Przejdź do głównej zawartości

Przywrócenie kary śmierci w Rosji?



Żądanie linczu w Saratowie
W Rosji duma RF zainicjowała  medialną dyskusję nt. przywrócenia  zniesionej w 1997 r.  kary śmierci.   Na oficjalnej stronie w komunikatorze  WKontaktie,  zamieszczono sondaż, którego wyniki już  po pierwszych dniach wskazywały, że obywatele wspierają ten pomysł – 77,69% było za, 18,62% -- przeciw.  Temat wywołały nagłośnione przez media wydarzenia w Saratowie – jakiś  człowiek  zadusił  9-letnią dziewczynkę. Oskarżony to 35-letni Iwan Tuwatin, już przedtem osądzony za kradzieże i gwałt. Dziewczynka pytała o go nielegalnie zajmowany garaż. Ludność miasta zaatakowała i okupwał całą noc posterunek policji  -- żądano wydania mordercy i dokonania  linczu.  Publicznie za powrotem kary śmierci opowiedział się Jewgenij Primakow, z Jednej Rosji, lider Sprawiedliwej Rosji Siergiej Mironow i Olga Alimowa z KPRF. Ta ostatnia orzekałaby ją wobec zabójców, pedofili, gwałcicieli i terrorystów, co jej zdaniem, zwiększyłoby ogólne poczucie bezpieczeństwa. Przeciw opowiedzieli się – lider LDPR – Władimir Żyrinowski oraz przewodniczący Rady bezpieczeństwa Narodowego. W mediach   opinie były podzielone, ale podkreślano, że konwencje międzynarodowe podpisane przez Rosję i system prawny RF nie przewidują zmian.
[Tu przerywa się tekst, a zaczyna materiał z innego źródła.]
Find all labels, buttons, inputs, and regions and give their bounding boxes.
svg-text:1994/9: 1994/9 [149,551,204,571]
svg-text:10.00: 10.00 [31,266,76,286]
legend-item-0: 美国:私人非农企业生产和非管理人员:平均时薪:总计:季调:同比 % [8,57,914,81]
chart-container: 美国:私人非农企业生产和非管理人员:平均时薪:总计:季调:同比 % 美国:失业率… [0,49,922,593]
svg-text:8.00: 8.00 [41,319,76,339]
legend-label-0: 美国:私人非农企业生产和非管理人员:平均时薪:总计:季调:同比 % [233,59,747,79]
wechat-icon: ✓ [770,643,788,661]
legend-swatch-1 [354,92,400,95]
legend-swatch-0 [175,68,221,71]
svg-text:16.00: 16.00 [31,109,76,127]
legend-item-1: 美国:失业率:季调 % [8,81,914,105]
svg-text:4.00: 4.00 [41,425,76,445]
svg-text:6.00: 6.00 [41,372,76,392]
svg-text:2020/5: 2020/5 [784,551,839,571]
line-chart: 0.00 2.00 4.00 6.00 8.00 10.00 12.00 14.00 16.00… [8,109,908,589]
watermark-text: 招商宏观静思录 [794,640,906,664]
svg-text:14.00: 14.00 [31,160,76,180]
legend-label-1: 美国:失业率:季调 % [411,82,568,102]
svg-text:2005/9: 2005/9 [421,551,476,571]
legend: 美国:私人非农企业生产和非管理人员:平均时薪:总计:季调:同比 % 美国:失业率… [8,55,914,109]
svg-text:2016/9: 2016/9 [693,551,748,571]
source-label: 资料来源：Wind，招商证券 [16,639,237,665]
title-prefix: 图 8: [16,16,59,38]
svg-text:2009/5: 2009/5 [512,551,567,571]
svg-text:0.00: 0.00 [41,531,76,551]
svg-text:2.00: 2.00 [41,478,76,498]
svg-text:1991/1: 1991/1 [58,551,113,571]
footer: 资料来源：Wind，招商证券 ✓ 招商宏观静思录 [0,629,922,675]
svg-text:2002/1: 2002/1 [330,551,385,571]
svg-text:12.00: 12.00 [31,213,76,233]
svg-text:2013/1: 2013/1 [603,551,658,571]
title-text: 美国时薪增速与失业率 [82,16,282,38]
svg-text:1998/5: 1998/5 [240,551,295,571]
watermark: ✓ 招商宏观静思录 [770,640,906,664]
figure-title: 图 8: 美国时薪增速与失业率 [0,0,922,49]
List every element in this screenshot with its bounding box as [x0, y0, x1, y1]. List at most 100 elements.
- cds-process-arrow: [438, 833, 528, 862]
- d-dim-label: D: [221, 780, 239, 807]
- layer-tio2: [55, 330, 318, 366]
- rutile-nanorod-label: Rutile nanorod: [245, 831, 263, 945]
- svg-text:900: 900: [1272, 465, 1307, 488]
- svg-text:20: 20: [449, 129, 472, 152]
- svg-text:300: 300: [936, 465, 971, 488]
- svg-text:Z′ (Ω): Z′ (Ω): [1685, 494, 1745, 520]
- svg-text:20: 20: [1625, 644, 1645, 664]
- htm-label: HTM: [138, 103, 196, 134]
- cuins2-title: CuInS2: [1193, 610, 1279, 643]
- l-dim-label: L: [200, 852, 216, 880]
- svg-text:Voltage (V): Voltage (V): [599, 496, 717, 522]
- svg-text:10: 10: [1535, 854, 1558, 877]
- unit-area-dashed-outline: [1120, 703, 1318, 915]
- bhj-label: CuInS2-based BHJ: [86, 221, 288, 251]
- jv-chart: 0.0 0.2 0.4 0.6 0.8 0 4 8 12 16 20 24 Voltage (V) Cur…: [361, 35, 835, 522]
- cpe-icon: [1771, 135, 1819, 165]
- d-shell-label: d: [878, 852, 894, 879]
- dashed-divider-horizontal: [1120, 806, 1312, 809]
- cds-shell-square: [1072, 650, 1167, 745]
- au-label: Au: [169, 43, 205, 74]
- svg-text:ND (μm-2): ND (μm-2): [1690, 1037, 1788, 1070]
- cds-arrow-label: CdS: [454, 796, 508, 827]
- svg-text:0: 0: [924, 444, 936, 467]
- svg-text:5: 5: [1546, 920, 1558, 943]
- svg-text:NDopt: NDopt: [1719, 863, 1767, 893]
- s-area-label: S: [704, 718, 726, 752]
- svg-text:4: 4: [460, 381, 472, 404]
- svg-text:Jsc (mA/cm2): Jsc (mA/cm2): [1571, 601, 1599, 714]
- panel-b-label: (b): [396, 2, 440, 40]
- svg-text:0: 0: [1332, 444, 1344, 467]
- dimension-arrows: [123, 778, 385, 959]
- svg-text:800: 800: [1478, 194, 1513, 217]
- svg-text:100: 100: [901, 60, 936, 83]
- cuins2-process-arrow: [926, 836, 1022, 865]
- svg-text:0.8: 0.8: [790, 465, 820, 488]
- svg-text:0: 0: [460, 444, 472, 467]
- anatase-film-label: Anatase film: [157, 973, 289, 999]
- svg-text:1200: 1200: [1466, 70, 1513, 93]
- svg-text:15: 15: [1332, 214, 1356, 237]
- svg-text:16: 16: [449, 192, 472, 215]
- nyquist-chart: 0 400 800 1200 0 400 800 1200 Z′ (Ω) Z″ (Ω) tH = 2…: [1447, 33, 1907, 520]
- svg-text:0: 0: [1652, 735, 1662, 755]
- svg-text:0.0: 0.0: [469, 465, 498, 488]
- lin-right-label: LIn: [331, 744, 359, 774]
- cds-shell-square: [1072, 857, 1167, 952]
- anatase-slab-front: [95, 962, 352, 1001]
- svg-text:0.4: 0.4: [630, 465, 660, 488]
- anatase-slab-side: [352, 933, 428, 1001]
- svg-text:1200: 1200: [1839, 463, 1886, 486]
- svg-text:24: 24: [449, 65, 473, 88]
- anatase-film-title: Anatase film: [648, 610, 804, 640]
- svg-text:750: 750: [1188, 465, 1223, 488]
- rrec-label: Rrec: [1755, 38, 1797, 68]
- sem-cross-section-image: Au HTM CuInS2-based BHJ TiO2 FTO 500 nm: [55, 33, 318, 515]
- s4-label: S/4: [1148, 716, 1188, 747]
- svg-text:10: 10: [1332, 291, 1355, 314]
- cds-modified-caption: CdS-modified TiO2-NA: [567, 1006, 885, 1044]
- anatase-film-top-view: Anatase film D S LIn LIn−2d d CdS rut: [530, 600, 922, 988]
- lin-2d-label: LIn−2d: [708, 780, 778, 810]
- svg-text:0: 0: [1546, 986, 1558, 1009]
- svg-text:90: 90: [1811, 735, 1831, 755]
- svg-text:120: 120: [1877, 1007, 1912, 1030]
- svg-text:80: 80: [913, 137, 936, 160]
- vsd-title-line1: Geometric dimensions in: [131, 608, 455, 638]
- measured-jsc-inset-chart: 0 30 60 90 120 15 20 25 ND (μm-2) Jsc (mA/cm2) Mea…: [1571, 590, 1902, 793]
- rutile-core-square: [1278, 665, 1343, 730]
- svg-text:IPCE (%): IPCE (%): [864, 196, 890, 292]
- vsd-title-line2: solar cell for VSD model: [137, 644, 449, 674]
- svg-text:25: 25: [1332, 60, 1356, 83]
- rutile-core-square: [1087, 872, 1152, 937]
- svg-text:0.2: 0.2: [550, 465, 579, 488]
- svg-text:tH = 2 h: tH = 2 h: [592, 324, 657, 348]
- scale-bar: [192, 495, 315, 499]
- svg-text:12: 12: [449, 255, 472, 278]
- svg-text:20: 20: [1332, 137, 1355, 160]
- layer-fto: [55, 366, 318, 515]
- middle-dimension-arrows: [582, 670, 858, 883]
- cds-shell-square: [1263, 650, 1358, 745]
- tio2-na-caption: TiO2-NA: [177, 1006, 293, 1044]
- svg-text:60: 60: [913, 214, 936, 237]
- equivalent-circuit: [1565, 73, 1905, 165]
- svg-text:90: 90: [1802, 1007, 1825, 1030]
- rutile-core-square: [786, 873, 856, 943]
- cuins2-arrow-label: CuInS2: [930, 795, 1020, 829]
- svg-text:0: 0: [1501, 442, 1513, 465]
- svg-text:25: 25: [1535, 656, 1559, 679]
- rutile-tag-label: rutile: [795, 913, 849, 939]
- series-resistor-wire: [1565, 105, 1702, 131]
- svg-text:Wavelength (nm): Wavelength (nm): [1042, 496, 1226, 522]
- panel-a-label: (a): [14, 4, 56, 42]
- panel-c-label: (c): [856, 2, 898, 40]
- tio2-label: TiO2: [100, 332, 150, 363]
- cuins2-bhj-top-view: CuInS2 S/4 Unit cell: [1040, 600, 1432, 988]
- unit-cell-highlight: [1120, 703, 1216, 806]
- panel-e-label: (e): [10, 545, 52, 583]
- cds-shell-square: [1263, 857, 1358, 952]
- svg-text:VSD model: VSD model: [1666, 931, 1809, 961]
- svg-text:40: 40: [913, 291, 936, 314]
 Znany bloger Anton Oriech przytoczył obiegowe opinie, akcentujące  profilaktyczną rolę nieuchronności, a nie surowości kary. Jej  zaniechanie uważa się powszechnie na świecie  za sukces w walce o prawa człowieka. Dożywocie jest  zdaniem  Oriecha dostatecznie okrutną karą.  Bardziej przekonująca wydaje się druga część argumentacji – kara śmierci jest nieodwracalna, a sądownictwo rosyjskie dalekie od doskonałości. Naciski społeczne w takich przypadkach sprzyjają szybkim i często nieudokumentowanym wyrokom.  Reakcja ludzi w Saratowie wskazuje na brak zaufania do sądów.  Sytuacja jest patowa –  kara śmierci wobec  mordercy stuprocentowo  gwarantuje, że nigdy nie powtórzy swoich zbrodni ale luki w systemie prawnym powodują, że nigdy nie wiadomo, czy karę śmierci orzeczono wobec mordercy.  Kara śmierci może też  służyć naciskom politycznym i usuwaniu konkurencji, co było stosowane w ZSRR. Raczej Rosja nie zlikwiduje moratorium na wykonywanie wyroków śmierci.  Czemu więc służy sondaż dumy?  Pewnie uspokojeniu nastrojów w Saratowie oraz  zdobyciu popularności w kraju z jednej strony i pokazaniu się władz za granicą w roli obrońców praw człowieka – z drugiej.